Minutes of the U.S. central bank's November 1-2 policy meeting published on Tuesday showed a few Fed officials believed the outlook for modest growth might warrant more policy easing.
"The complete failure of Washington to make any meaningful changes to spending or taxes could further harm confidence of both consumers and businesses," said Joel Naroff, chief economist at Naroff Economic Advisors in Holland, Pennsylvania.
"So we could get a really good fourth-quarter growth rate but much more modest gains in 2012, and that will weigh on investors and keep the Fed pushing as hard as it can, even if it is a string that it is pushing."
REVERSAL OF TEMPORARY FACTORS
Part of the pick-up in output during the last quarter reflected a reversal of factors that held back growth earlier in the year.
A jump in gasoline prices had weighed on spending in the first half of the year, and supply disruptions from Japan's big earthquake and tsunami in March had curbed auto production.
Business investment was revised down to a 14.8 percent rate from 16.3 percent as estimates for investment in nonresidential structures and outlays on equipment and software were lowered.
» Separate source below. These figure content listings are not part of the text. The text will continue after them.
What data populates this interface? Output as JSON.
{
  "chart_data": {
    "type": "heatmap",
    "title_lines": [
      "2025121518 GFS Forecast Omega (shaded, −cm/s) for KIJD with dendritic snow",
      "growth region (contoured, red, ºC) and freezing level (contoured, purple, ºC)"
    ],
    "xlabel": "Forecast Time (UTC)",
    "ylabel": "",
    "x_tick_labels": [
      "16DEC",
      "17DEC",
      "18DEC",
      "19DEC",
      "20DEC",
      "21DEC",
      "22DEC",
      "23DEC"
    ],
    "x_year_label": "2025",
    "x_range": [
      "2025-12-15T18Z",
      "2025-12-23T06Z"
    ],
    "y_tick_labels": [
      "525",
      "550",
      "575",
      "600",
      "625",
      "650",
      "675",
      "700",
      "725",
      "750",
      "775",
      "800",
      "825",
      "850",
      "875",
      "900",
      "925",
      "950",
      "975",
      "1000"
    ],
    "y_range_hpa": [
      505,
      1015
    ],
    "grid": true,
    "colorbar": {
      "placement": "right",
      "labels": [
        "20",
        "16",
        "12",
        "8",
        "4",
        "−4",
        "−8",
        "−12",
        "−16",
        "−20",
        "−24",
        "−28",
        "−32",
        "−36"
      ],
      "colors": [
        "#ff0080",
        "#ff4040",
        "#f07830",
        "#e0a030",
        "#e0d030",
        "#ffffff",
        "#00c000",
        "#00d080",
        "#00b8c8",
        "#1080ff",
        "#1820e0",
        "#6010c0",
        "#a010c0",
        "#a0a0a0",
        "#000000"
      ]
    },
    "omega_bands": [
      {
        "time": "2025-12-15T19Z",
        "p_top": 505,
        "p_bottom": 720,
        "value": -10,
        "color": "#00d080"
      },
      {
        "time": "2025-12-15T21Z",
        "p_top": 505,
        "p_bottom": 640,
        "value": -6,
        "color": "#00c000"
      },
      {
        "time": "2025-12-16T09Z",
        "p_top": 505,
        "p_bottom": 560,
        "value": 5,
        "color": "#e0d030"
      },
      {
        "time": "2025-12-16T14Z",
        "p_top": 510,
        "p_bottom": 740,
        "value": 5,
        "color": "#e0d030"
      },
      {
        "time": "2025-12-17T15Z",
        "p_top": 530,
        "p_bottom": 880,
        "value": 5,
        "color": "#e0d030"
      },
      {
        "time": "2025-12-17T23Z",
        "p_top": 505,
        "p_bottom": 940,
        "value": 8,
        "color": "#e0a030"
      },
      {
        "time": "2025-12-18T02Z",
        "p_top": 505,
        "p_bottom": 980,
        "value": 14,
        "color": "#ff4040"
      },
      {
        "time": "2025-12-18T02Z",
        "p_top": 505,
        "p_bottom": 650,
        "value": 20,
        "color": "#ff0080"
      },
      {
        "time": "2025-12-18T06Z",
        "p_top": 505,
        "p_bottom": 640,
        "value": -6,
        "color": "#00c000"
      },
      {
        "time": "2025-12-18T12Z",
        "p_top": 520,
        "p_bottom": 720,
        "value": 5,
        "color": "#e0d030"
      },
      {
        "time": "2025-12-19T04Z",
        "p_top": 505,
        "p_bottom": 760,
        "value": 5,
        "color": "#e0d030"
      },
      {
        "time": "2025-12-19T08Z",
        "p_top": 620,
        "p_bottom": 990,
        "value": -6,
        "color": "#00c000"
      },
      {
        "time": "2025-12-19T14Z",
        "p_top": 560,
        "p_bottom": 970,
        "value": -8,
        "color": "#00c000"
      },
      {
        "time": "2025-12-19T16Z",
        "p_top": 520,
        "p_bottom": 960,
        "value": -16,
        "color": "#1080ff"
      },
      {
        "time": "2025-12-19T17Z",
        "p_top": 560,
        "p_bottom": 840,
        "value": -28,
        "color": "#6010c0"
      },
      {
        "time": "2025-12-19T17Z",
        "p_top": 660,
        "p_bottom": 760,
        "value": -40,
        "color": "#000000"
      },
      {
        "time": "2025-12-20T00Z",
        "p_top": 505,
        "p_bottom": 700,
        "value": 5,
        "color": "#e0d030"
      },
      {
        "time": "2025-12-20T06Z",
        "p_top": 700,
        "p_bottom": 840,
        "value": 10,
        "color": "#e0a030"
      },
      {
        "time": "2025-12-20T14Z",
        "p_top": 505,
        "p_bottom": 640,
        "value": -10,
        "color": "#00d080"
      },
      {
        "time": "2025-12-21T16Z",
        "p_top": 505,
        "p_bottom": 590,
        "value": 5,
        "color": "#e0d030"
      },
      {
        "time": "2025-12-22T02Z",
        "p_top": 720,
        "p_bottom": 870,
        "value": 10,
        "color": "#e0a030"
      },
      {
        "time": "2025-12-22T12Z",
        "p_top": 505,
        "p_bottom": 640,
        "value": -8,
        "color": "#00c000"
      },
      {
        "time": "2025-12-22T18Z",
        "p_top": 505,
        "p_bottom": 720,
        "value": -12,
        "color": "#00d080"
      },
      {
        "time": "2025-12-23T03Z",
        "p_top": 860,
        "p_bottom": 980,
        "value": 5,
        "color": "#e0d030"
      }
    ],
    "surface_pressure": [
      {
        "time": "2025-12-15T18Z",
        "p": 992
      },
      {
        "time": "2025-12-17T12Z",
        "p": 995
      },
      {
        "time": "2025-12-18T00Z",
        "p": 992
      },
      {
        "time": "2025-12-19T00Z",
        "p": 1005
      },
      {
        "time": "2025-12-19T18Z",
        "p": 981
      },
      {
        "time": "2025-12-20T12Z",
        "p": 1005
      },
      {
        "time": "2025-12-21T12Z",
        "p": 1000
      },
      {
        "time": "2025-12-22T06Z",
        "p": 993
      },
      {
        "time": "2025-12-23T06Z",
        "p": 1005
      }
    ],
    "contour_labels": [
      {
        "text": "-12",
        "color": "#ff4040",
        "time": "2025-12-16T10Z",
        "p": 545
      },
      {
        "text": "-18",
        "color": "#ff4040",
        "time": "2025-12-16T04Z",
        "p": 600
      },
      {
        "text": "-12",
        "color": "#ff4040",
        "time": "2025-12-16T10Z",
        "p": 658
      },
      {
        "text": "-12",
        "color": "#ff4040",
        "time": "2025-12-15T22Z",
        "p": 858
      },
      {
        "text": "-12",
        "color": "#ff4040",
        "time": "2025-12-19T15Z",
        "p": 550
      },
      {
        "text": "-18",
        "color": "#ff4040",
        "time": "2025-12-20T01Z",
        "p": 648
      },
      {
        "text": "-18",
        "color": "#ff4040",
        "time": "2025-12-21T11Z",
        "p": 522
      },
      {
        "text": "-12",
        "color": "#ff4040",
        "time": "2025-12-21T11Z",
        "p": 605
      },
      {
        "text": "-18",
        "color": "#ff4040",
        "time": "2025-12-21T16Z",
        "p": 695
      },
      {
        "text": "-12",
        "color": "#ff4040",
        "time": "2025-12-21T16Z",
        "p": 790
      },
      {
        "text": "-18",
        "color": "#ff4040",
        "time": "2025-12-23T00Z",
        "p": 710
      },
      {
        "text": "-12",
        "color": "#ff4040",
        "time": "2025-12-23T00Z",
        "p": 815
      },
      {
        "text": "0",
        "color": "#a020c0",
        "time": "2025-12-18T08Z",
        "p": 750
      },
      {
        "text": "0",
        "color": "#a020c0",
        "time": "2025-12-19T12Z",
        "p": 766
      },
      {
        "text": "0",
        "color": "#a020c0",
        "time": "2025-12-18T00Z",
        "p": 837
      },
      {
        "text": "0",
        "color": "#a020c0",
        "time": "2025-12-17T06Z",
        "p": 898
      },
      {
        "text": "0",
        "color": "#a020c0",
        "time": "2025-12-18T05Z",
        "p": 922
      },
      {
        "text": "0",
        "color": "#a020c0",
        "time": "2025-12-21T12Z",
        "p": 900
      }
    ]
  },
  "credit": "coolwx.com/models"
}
The department also said after-tax corporate profits increased at a 3.0 percent rate after rising 4.3 percent in the second quarter.
Exports grew at a stronger 4.3 percent rate instead of 4.0 percent, while imports rose at a much slower 0.5 percent rate rather than 1.9 percent.
Elsewhere, there were revisions to show modest residential construction growth and weak government spending.
The GDP report also showed inflation pressure subsiding, with a price index for personal spending rising at a 2.3 percent rate, instead of 2.4 percent. That compared to a 3.3 percent rate in the second quarter.
A core inflation measure, which strips out food and energy costs, rose at a 2.0 percent rate rather than 2.1 percent. The measure -- closely watched by the Federal Reserve -- grew at a 2.3 percent rate in the prior three months.